Esses aspectos sociais, materiais e econômicos que molduram a vida dos alunos da Emag têm seus correspondentes no interior da escola; eles funcionam como uma submoldura e também influenciam as condições de ensino e de gestão da escola. Ou seja, a escola tem uma história que é preciso considerar, principalmente quando se trata de analisar a vida escolar de adolescentes. A Emag não foi planejada e nem construída para atendê-los, tampouco na quantidade que hoje atende.

Após sua inauguração, a escola passou por várias ampliações priorizando a construção de salas de aula e a inserção dos alunos mais velhos do ensino fundamental. Com isso, a sala de aula que, na escola tradicional é o lugar privilegiado para se ensinar, torna-se quase que o único lugar de ensino. Os outros espaços como os laboratórios de ciências e informática, a sala de vídeo, quadras esportivas não são utilizados de modo satisfatório, sequer para cumprir os objetivos da escola tradicional, de transmitir conhecimentos.

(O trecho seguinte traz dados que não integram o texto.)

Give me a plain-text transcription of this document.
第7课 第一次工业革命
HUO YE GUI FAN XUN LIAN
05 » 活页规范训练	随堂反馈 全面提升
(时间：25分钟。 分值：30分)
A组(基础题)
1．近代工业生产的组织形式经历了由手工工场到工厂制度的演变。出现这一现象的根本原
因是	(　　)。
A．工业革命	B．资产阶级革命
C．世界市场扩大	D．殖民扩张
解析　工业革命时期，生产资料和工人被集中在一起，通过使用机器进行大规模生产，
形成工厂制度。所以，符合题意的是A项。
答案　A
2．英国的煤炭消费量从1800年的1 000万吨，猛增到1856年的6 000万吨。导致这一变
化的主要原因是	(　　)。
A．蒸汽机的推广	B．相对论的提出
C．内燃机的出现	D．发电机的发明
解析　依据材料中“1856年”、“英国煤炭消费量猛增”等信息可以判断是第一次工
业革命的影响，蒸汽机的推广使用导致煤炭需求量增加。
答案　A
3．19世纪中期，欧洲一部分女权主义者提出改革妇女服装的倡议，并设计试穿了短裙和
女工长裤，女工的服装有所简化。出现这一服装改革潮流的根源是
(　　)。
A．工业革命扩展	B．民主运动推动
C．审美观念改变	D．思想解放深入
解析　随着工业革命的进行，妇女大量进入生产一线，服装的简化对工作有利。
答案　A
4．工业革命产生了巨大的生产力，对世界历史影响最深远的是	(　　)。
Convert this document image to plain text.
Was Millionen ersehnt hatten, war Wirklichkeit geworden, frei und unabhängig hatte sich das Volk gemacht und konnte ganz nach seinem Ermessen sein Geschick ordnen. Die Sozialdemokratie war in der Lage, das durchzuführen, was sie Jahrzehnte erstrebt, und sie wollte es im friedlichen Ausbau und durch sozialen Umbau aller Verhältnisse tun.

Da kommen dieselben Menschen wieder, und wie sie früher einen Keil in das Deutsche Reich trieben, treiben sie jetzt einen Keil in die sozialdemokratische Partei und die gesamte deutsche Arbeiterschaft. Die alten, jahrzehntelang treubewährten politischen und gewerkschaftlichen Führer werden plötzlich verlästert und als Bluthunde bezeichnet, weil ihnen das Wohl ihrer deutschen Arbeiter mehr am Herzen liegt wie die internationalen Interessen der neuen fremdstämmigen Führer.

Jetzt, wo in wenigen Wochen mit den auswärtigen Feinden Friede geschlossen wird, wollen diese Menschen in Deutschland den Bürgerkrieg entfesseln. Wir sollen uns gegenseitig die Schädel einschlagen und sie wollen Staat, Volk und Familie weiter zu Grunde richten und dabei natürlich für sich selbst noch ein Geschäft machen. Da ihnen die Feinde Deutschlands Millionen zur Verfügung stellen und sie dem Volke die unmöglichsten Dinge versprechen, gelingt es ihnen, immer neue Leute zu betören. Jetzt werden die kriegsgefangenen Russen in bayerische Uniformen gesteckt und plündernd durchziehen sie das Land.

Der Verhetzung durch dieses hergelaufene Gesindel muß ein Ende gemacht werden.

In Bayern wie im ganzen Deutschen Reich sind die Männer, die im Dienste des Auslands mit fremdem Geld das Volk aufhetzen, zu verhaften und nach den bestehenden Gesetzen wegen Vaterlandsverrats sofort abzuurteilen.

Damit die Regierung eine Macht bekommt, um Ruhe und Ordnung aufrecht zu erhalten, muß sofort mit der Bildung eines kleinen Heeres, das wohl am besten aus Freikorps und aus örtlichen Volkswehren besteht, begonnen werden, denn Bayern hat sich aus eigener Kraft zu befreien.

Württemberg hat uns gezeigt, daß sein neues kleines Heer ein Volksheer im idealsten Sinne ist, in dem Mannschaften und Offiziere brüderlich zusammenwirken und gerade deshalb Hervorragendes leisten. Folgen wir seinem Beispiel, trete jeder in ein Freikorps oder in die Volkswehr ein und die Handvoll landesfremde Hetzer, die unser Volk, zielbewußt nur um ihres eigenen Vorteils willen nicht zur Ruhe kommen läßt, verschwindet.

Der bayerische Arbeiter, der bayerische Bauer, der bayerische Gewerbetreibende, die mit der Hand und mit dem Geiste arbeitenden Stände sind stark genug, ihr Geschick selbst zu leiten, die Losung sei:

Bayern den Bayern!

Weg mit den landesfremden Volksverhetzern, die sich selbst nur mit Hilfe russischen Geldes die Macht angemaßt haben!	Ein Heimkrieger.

O projeto arquitetônico da Emag foi elaborado para edificar uma escola tradicional e as alterações por que ela passou não alteraram o projeto original. Quando se tenta praticar dentro dessa estrutura física de escola outra concepção de educação, as condições dadas se transformam em obstáculos, conspiram contra as novas pretensões. No Apêndice A, é possível identificar vários movimentos dos docentes que tentam fazer um trabalho alternativo, menos tradicional. No entanto, esses profissionais acabam sendo assimilados pela prática tradicional, individualista, fragmentada que predomina no nosso ensino. Na Emag, prevalece a ideia de que o sucesso escolar é para quem merece, para quem se esforça e se submete às regras; ou seja, para quem se comporta como aluno. Consequentemente, quem não se comporta assim não tem acesso ao conhecimento que a escola oferece: os conteúdos da matéria, conforme promete o ensino tradicional. Nesse caso, a escola fica distante do princípio constitucional que anuncia uma educação plena do educando; ou, conforme defende Paro (2008a p. 25), uma educação como atualização histórico-cultural em que o aluno pode progressivamente diminuir a “defasagem que existe em termos culturais entre seu estado no momento em que nasce e o desenvolvimento histórico no meio social em que se dá seu nascimento e seu crescimento.”

Caberia à direção da escola agir contra essa situação e implementar uma administração em que as finalidades da educação fossem perseguidas incessantemente. De acordo com a direção da escola pesquisada, o caminho seria a elaboração do PPP da instituição. Entretanto, o que se verificou foi uma direção submersa em problemas cotidianos, atividades burocráticas e demandas apresentadas pela Smed-BH.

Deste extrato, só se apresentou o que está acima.